Partiendo de la idea de que el movimiento sindicalista inglés es el más antiguo del mundo, la experta Elizabeth Gard afirma que: Aunque los sindicatos tal como los conocemos hoy día no aparecieron hasta finales de la década de 1860, cuando Inglaterra ya se había convertido en el país con la industria más desarrollada del mundo, sus orígenes se remontan, por lo menos, a cien años antes [GARD, E. Los sindicatos ingleses. Madrid: Akal, 1994, p. 4].
Poco antes de que estallara el movimiento ludista, los trabajadores ingleses comenzaron a reivindicar a los empresarios ciertas mejoras en sus condiciones laborales. Para lograr ese objetivo, los obreros se unieron en “agrupaciones” –germen del sindicalismo– que, a finales del siglo XVIII, habían adquirido tanta importancia que el Gobierno de Londres terminó por ilegalizarlas en las Combination Acts, de 1799 y 1800, al considerar que su actividad sindical constituía una amenaza. Estas dos leyes británicas tipificaron la agrupación de trabajadores que se hubieran unido para lograr un incremento de los salarios o una reducción de la jornada de trabajo, condenándoles a dos meses de trabajos forzosos o a tres meses de reclusión; así como multas para quienes les apoyaran económicamente. Esta reacción gubernamental se produjo en un contexto social muy represivo, por miedo a que los aires revolucionarios franceses cruzaran el Canal de la Mancha.

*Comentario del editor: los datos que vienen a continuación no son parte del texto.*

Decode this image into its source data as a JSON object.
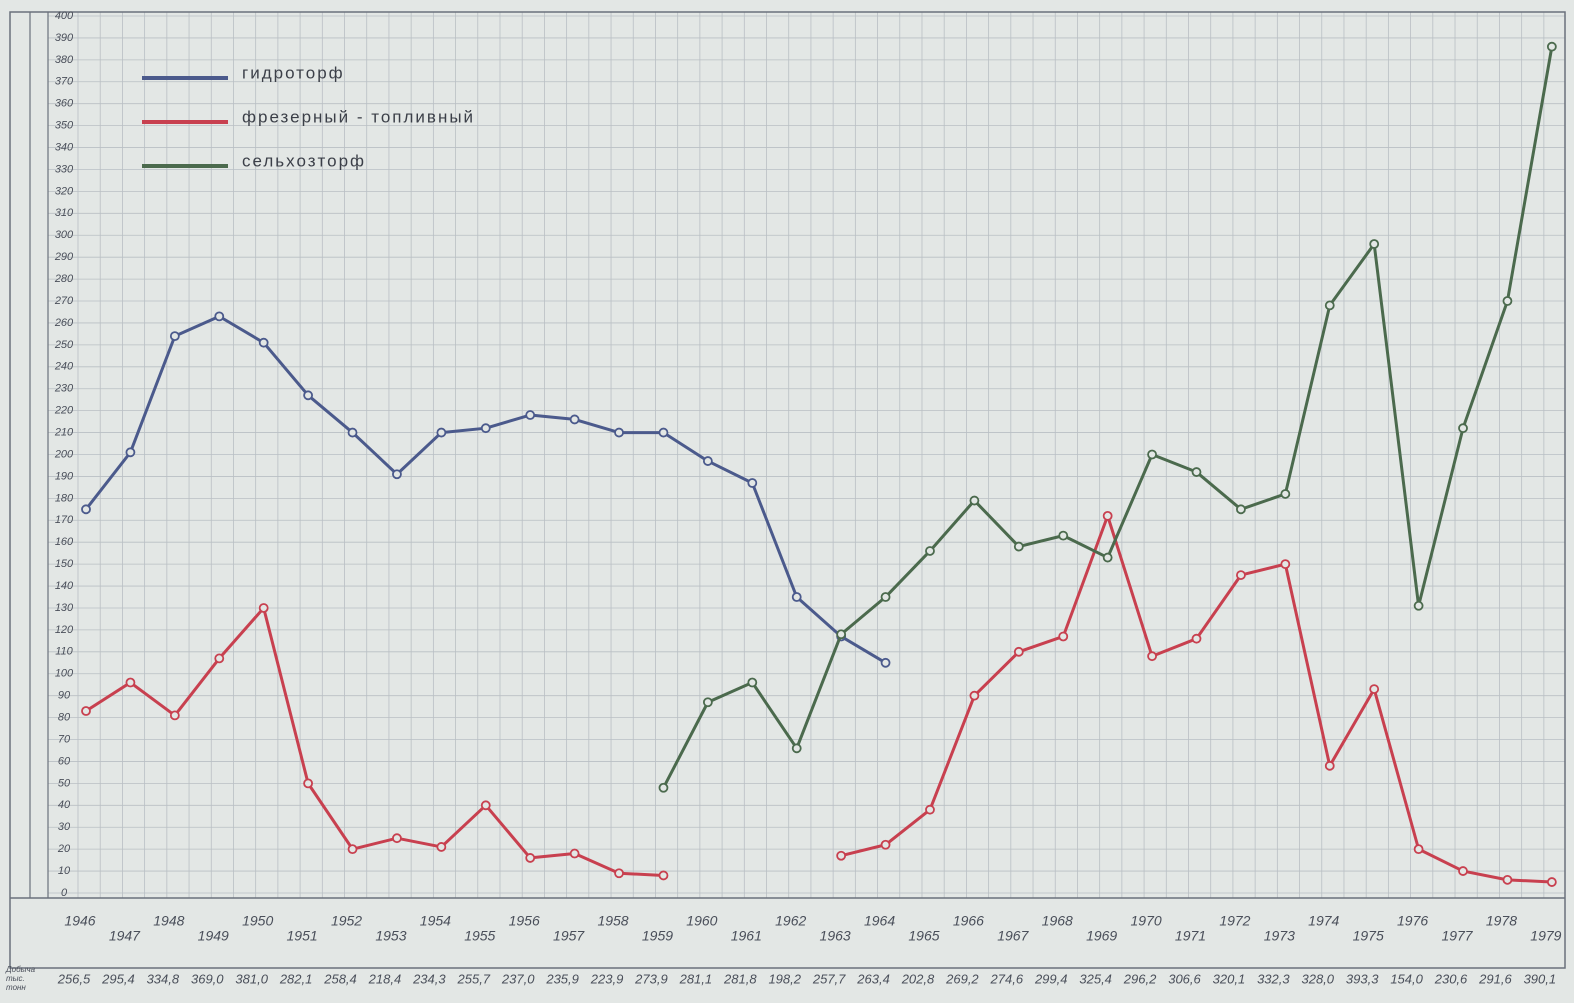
{
  "chart_data": {
    "type": "line",
    "categories": [
      "1946",
      "1947",
      "1948",
      "1949",
      "1950",
      "1951",
      "1952",
      "1953",
      "1954",
      "1955",
      "1956",
      "1957",
      "1958",
      "1959",
      "1960",
      "1961",
      "1962",
      "1963",
      "1964",
      "1965",
      "1966",
      "1967",
      "1968",
      "1969",
      "1970",
      "1971",
      "1972",
      "1973",
      "1974",
      "1975",
      "1976",
      "1977",
      "1978",
      "1979"
    ],
    "series": [
      {
        "name": "гидроторф",
        "color": "#4b5a8c",
        "values": [
          175,
          201,
          254,
          263,
          251,
          227,
          210,
          191,
          210,
          212,
          218,
          216,
          210,
          210,
          197,
          187,
          135,
          117,
          105,
          null,
          null,
          null,
          null,
          null,
          null,
          null,
          null,
          null,
          null,
          null,
          null,
          null,
          null,
          null
        ]
      },
      {
        "name": "фрезерный - топливный",
        "color": "#c8404f",
        "values": [
          83,
          96,
          81,
          107,
          130,
          50,
          20,
          25,
          21,
          40,
          16,
          18,
          9,
          8,
          null,
          null,
          null,
          17,
          22,
          38,
          90,
          110,
          117,
          172,
          108,
          116,
          145,
          150,
          58,
          93,
          20,
          10,
          6,
          5
        ]
      },
      {
        "name": "сельхозторф",
        "color": "#4b6a4d",
        "values": [
          null,
          null,
          null,
          null,
          null,
          null,
          null,
          null,
          null,
          null,
          null,
          null,
          null,
          48,
          87,
          96,
          66,
          118,
          135,
          156,
          179,
          158,
          163,
          153,
          200,
          192,
          175,
          182,
          268,
          296,
          131,
          212,
          270,
          386
        ]
      }
    ],
    "ylim": [
      0,
      400
    ],
    "yticks": [
      0,
      10,
      20,
      30,
      40,
      50,
      60,
      70,
      80,
      90,
      100,
      110,
      120,
      130,
      140,
      150,
      160,
      170,
      180,
      190,
      200,
      210,
      220,
      230,
      240,
      250,
      260,
      270,
      280,
      290,
      300,
      310,
      320,
      330,
      340,
      350,
      360,
      370,
      380,
      390,
      400
    ],
    "grid": true,
    "legend": "top-left",
    "totals_label": [
      "Добыча",
      "тыс.",
      "тонн"
    ],
    "totals": [
      "256,5",
      "295,4",
      "334,8",
      "369,0",
      "381,0",
      "282,1",
      "258,4",
      "218,4",
      "234,3",
      "255,7",
      "237,0",
      "235,9",
      "223,9",
      "273,9",
      "281,1",
      "281,8",
      "198,2",
      "257,7",
      "263,4",
      "202,8",
      "269,2",
      "274,6",
      "299,4",
      "325,4",
      "296,2",
      "306,6",
      "320,1",
      "332,3",
      "328,0",
      "393,3",
      "154,0",
      "230,6",
      "291,6",
      "390,1"
    ]
  }
}
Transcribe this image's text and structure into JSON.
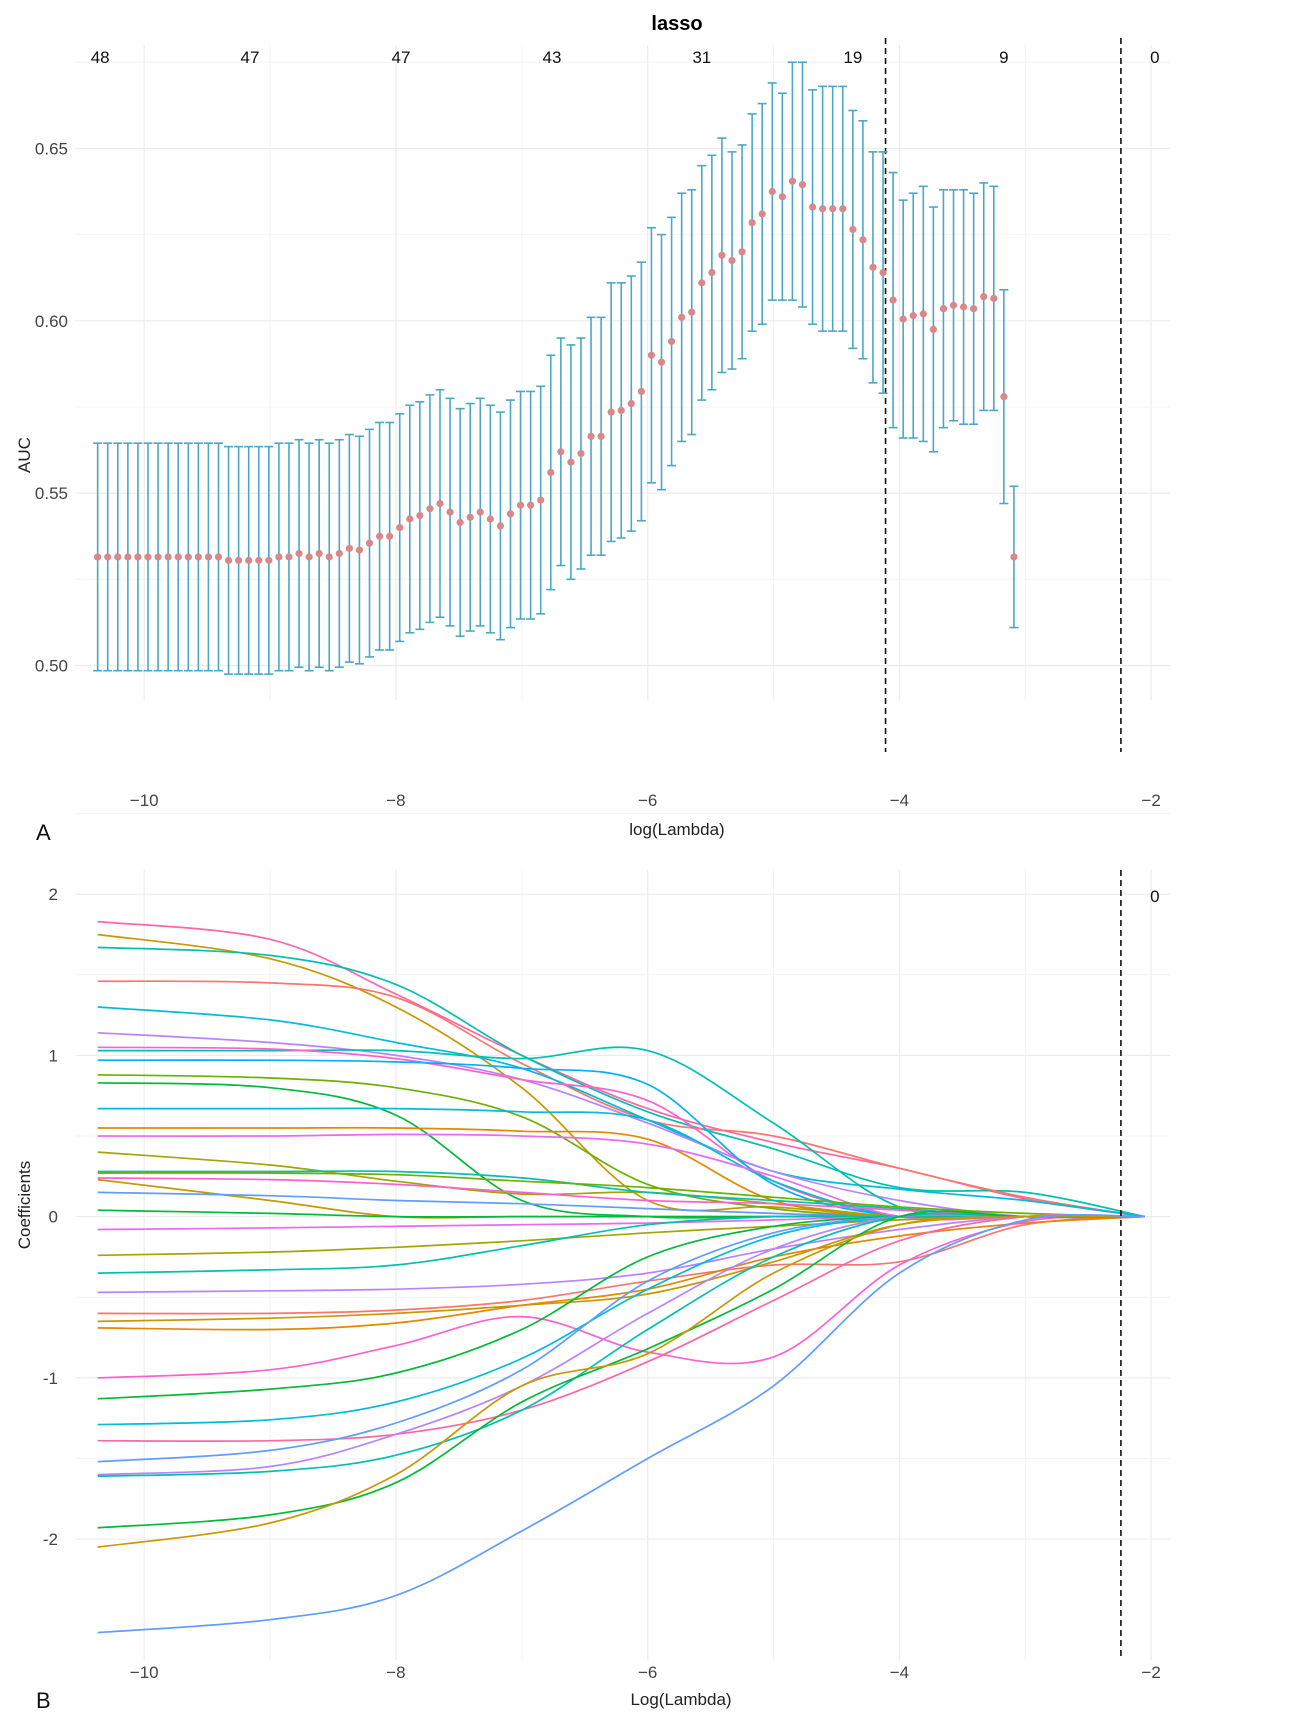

Para sortear la prohibición de unirse, los trabajadores disfrazaron las agrupaciones como sociedades de amigos sin intereses laborales y se hicieron cada vez más fuertes; de modo que, en 1824, por iniciativa del sastre Francis Place (1771-1854), se logró convencer al Parlamento de Westminter para derogar las Combination Acts; pero el resultado no fue el previsto y se produjo una fuerte contestación social, por lo que Londres restauró aquellas normas en 1825 aunque de forma menos severa: se permitían las reivindicaciones siempre que no se intimidara a los empresarios. Antes de que finalizara aquella década, un hilandero de Mánchester llamado John Doherty (1798-1854) creó la General Union of Cotton Spinners y la National Association for the Protection of Labour, en 1830. Ambas organizaciones sindicales tuvieron escaso recorrido pero inspiraron al empresario Robert Owen (1771-1858) para fundar el Grand National Consolidated Trades Union, en 1834. Una de las agrupaciones que trató de unirse al GNCTU fueron los delegados de la Friendly Society of Agricultural Labourers procedentes de una pequeña localidad del condado de Dorset llamada Tolpuddle. Dos de sus líderes, los hermanos George y John Loveless, y otros cuatro jornaleros fueron detenidos y condenados al destierro en la colonia penal de Australia pero, la presión sindical logró que en 1836, tras organizar una gran manifestación en Londres, se indultara a los Tolpuddle Martyrs; sin embargo, tras aquel éxito, las continuas desavenencias entre Owen y Doherty acabaron por poner fin a estos primeros pasos del sindicalismo que se caracterizaron por su carácter efímero.